The Courier & Advertiser (Perth and Perthshire Edition)
Petition highlights bank closure anger
Email sent to employees as firm plans to shut 62 branches in Scotland
MP Luke Graham has pledged to fight local bank closures “tooth and nail”.
The Conservative MP for Ochil and South Perthshire was out in Kinross on Saturday collecting signatures for a petition.
“The Royal Bank of Scotland has announced branch closures in Alloa, Comrie and Kinross,” he said. “The Government retains a 72% interest in the Royal Bank of Scotland, so I was extremely disappointed to hear RBS is taking away community services. I will be fighting tooth and nail against these closures. Ochil and South Perthshire needs more bank branches not less, the Royal Bank of Scotland is pulling out of the area at the worst possible time. Help me send a clear message that we want the bank branches to stay open.”
Mr Graham will be out again collecting signatures in Comrie on Saturday January 27 at 2.30pm at St Kessog’s Square on Drummond Street.
The man in charge of RBS has told colleagues to ignore the backlash and plough on with the “painful” move of closing branches in Scotland.
In an email sent to staff, seen by The Courier, chief executive Ross McEwan warned them not to be distracted by negative media coverage.
The taxpayer-owned bank was under huge pressure last week over the plan to shut 62 branches in Scotland, eight of which are in Courier Country.
An internal memo which instructed staff to let business customers “hang themselves” also surfaced.
The SNP’s most senior MP has demanded that RBS halts the plan for mass closures.
Mr McEwan told colleagues that closing branches was a “difficult choice”, but was “driven by customer behaviour”.
“We’ve seen a massive switch to online and mobile banking, while branch usage has dropped substantially by 40% since 2014,” he wrote.
“I do appreciate that the transition is painful for some customers and colleagues and our job must be to make sure that the right measures are in place to help people through the change.”
He insisted there are “now more ways to do everyday banking than ever before”, such as through mobile branches, online banking and the post office.
Mr McEwan said some media coverage had made “uncomfortable reading”.
Ian Blackford, the SNP’s leader in Westminster, said: “This programme of mass branch closures is not just a ‘difficult’ and ‘painful’ choice – it is the wrong choice, based on misleading figures and a flawed case.”
Two of Mr McEwan’s management team were quizzed by MPs from the Scottish Affairs Committee on Wednesday.
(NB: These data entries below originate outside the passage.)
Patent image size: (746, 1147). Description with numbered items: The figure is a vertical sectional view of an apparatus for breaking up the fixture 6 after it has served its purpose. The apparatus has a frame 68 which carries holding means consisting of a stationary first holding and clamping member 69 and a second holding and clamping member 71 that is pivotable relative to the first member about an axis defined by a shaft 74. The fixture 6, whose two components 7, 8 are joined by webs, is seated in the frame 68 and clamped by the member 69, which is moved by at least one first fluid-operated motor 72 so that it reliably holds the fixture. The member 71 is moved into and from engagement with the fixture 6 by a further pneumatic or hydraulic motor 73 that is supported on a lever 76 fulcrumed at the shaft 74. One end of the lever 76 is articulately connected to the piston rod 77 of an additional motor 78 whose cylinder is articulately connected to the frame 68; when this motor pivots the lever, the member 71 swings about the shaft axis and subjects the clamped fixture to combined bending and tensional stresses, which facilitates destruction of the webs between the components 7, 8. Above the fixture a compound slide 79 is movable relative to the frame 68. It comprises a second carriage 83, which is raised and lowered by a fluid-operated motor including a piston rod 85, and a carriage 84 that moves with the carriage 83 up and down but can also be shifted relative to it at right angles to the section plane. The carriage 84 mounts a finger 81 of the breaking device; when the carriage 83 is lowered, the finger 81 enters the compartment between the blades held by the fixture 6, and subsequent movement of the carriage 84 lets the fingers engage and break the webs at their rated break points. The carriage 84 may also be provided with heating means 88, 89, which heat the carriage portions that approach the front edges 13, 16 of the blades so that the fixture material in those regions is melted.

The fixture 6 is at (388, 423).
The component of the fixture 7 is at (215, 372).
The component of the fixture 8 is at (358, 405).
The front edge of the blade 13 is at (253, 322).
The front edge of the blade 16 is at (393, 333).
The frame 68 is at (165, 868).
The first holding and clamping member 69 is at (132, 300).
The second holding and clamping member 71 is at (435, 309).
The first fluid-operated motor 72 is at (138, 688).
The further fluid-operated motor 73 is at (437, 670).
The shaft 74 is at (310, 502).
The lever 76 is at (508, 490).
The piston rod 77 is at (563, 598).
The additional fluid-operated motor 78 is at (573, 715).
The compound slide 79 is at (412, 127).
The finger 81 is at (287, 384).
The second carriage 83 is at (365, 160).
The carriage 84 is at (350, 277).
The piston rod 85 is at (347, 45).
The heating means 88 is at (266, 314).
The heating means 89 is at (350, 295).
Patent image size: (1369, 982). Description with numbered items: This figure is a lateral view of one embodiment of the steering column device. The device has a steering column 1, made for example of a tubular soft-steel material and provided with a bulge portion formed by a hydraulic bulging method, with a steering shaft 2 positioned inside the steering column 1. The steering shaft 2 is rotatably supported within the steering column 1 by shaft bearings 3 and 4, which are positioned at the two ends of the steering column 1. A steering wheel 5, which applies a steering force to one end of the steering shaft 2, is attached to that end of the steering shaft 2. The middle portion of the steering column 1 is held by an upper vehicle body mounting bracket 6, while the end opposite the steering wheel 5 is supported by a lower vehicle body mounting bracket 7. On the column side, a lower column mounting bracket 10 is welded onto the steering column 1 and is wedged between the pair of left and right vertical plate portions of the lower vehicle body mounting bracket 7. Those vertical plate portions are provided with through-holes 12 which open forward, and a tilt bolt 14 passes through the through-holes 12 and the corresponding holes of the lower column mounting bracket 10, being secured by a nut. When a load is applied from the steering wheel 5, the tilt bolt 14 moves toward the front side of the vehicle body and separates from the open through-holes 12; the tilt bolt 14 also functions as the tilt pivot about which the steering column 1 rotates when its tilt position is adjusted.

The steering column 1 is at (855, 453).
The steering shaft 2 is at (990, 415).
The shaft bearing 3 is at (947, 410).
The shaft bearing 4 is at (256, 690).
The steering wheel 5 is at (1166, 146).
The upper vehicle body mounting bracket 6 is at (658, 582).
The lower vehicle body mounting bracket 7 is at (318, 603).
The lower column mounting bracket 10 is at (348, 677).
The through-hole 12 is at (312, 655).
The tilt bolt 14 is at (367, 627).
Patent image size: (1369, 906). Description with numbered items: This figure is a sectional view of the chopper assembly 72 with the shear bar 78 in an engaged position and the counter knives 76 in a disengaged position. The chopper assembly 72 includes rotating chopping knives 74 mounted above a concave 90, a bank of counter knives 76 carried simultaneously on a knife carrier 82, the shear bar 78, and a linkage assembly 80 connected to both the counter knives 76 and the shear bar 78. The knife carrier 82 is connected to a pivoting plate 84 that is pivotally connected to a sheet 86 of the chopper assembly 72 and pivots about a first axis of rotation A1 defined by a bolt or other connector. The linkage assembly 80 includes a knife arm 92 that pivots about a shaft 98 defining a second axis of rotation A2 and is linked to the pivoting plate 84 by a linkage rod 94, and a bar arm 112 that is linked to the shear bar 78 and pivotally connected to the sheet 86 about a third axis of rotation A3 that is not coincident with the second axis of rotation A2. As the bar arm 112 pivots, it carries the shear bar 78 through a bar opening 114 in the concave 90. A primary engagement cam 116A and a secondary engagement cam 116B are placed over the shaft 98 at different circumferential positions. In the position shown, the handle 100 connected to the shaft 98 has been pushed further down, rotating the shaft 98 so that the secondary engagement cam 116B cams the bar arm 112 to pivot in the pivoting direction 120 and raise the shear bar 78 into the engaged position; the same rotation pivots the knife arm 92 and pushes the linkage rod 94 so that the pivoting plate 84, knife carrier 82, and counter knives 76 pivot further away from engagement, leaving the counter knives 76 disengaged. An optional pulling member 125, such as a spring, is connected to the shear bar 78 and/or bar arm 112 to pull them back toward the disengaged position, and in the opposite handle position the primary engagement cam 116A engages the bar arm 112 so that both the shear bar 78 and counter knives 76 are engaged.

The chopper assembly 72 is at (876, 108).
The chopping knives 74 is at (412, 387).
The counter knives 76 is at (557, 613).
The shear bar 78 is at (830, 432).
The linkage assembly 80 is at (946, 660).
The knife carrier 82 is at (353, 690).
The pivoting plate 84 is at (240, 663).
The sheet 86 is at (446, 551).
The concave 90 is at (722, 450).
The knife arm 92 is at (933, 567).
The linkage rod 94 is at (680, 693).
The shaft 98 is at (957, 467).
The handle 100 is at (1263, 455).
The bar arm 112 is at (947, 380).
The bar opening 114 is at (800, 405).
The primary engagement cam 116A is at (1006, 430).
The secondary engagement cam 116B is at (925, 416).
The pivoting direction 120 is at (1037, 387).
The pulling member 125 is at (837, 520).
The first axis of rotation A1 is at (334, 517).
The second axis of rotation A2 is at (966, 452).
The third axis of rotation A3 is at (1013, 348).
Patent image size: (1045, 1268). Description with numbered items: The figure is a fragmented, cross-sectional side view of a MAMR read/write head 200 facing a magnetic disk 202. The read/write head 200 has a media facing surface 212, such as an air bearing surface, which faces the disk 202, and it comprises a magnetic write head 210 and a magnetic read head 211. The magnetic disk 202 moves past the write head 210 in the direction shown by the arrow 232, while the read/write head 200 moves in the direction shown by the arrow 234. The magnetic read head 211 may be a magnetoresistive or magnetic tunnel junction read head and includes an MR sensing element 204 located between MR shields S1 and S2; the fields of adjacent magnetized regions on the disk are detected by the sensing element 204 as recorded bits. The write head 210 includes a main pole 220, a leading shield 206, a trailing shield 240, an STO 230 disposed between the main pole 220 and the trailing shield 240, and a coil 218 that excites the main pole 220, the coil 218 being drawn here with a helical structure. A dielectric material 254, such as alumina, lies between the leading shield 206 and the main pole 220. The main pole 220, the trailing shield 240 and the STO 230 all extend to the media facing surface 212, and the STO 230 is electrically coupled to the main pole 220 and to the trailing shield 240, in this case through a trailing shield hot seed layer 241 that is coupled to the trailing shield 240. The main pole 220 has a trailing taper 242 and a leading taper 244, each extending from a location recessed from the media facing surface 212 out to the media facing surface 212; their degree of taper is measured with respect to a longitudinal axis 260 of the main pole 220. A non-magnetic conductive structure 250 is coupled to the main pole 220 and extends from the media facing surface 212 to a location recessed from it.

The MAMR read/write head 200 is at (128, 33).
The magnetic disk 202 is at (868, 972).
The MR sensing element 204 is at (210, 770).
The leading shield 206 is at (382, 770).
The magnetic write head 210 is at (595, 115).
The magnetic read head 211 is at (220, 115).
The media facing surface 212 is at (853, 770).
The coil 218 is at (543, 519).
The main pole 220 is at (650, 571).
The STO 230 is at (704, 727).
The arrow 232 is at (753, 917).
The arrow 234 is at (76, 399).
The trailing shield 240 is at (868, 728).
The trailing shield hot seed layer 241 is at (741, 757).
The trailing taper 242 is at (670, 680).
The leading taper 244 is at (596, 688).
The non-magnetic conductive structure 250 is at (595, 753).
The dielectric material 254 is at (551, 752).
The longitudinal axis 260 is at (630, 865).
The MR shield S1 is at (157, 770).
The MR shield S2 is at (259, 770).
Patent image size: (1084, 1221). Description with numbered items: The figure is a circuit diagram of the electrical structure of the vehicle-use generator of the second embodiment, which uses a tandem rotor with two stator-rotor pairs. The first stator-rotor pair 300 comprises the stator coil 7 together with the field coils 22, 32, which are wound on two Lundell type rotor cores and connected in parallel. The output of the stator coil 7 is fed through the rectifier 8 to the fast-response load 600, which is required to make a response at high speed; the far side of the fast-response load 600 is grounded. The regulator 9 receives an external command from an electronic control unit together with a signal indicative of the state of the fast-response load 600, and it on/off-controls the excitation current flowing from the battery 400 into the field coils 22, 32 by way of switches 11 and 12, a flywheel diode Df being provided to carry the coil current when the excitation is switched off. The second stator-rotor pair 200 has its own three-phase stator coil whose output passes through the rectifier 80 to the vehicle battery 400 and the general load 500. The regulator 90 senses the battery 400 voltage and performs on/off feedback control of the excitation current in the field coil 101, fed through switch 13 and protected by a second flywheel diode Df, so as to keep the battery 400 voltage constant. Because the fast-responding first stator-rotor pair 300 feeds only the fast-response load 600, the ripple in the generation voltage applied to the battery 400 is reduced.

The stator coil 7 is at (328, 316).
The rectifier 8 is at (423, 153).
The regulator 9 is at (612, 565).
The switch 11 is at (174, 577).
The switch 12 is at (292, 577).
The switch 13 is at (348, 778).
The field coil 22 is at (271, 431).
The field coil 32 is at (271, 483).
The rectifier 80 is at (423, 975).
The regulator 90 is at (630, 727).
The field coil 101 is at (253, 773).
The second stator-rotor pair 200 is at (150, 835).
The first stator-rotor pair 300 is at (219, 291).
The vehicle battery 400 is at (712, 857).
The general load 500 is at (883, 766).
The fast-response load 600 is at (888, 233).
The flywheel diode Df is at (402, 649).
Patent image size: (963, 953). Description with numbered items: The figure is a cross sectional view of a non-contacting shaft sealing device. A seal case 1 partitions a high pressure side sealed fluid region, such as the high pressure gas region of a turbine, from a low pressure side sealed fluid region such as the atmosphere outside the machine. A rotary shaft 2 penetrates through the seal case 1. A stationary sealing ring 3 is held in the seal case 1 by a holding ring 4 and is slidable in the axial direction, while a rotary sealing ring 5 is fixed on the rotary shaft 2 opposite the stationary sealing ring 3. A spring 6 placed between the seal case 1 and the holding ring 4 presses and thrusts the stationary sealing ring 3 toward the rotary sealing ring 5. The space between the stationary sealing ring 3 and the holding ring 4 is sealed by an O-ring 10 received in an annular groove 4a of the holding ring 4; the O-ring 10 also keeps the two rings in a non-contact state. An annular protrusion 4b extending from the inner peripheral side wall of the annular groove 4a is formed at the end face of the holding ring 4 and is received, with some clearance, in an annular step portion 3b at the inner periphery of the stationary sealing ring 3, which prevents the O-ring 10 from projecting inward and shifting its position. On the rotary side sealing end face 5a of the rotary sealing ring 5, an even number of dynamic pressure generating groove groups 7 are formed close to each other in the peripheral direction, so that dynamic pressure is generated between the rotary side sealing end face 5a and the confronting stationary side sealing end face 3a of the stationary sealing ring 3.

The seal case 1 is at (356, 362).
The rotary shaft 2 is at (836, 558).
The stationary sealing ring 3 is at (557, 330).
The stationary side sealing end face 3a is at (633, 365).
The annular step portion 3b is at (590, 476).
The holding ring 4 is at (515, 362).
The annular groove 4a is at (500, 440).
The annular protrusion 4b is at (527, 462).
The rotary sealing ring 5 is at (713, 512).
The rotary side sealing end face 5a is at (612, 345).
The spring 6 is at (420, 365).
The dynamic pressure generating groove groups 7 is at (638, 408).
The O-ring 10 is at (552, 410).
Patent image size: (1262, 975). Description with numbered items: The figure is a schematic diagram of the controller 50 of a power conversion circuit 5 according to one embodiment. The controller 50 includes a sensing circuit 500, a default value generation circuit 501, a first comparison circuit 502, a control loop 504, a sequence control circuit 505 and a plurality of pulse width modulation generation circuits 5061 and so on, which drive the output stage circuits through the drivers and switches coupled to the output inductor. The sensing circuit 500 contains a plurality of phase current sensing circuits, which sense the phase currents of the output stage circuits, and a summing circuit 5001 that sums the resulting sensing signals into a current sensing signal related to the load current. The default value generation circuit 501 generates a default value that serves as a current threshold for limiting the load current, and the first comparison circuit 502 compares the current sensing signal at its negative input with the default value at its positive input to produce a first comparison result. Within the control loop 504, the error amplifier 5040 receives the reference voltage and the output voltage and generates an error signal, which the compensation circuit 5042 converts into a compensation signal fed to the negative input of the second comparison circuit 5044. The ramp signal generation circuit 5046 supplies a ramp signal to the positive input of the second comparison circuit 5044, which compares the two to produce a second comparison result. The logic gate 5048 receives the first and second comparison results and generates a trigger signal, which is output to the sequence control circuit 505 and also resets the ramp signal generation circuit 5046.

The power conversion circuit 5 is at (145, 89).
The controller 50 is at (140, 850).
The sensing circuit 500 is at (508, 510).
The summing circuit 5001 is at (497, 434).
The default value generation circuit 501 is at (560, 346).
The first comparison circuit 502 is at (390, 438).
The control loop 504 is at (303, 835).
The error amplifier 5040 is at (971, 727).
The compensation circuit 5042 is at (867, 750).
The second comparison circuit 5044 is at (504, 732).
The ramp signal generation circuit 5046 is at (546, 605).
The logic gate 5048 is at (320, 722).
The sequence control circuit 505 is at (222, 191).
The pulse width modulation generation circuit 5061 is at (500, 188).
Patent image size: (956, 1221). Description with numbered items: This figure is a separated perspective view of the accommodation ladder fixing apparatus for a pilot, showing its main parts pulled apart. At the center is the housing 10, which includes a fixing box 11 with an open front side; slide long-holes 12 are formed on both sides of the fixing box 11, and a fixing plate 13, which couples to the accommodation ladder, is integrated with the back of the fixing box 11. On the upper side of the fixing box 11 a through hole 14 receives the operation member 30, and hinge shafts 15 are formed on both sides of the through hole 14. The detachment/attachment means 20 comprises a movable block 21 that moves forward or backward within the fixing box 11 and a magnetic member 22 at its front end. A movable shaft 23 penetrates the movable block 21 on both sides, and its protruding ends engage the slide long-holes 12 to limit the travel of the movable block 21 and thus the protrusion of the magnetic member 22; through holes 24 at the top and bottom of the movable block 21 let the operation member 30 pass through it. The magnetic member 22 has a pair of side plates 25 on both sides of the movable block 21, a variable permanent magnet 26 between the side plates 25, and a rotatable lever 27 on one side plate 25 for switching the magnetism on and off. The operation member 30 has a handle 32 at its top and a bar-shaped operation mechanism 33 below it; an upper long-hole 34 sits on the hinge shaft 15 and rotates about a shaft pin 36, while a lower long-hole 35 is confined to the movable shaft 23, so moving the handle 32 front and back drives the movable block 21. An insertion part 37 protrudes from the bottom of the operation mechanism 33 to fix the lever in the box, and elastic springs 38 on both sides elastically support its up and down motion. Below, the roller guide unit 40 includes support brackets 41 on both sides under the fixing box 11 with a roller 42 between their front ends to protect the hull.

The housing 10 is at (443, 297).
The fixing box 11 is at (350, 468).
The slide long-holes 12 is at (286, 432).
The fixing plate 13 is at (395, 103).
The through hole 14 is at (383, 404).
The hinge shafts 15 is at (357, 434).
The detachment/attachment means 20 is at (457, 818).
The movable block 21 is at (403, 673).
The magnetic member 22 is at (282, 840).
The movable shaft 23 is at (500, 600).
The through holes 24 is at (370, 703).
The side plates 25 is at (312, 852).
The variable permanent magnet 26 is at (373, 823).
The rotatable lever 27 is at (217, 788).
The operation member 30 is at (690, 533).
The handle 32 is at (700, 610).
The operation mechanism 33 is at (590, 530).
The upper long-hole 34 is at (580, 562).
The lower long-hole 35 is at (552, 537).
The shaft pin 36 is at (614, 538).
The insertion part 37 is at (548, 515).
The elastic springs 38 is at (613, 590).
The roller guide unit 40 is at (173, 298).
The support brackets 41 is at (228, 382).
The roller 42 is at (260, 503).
They refused to consider backing down despite admitting the £9.5 million savings from the closures is “not significant”.
The Courier is campaigning against the programme, as well as a further 49 closures in Scotland from the Bank of Scotland, which threatens to cut off vulnerable customers and make life even more difficult for small businesses.
The memo circulated in 2009 by a junior manager in the bank’s former Global Restructuring Group championed a strategy of letting struggling business customers “hang themselves”.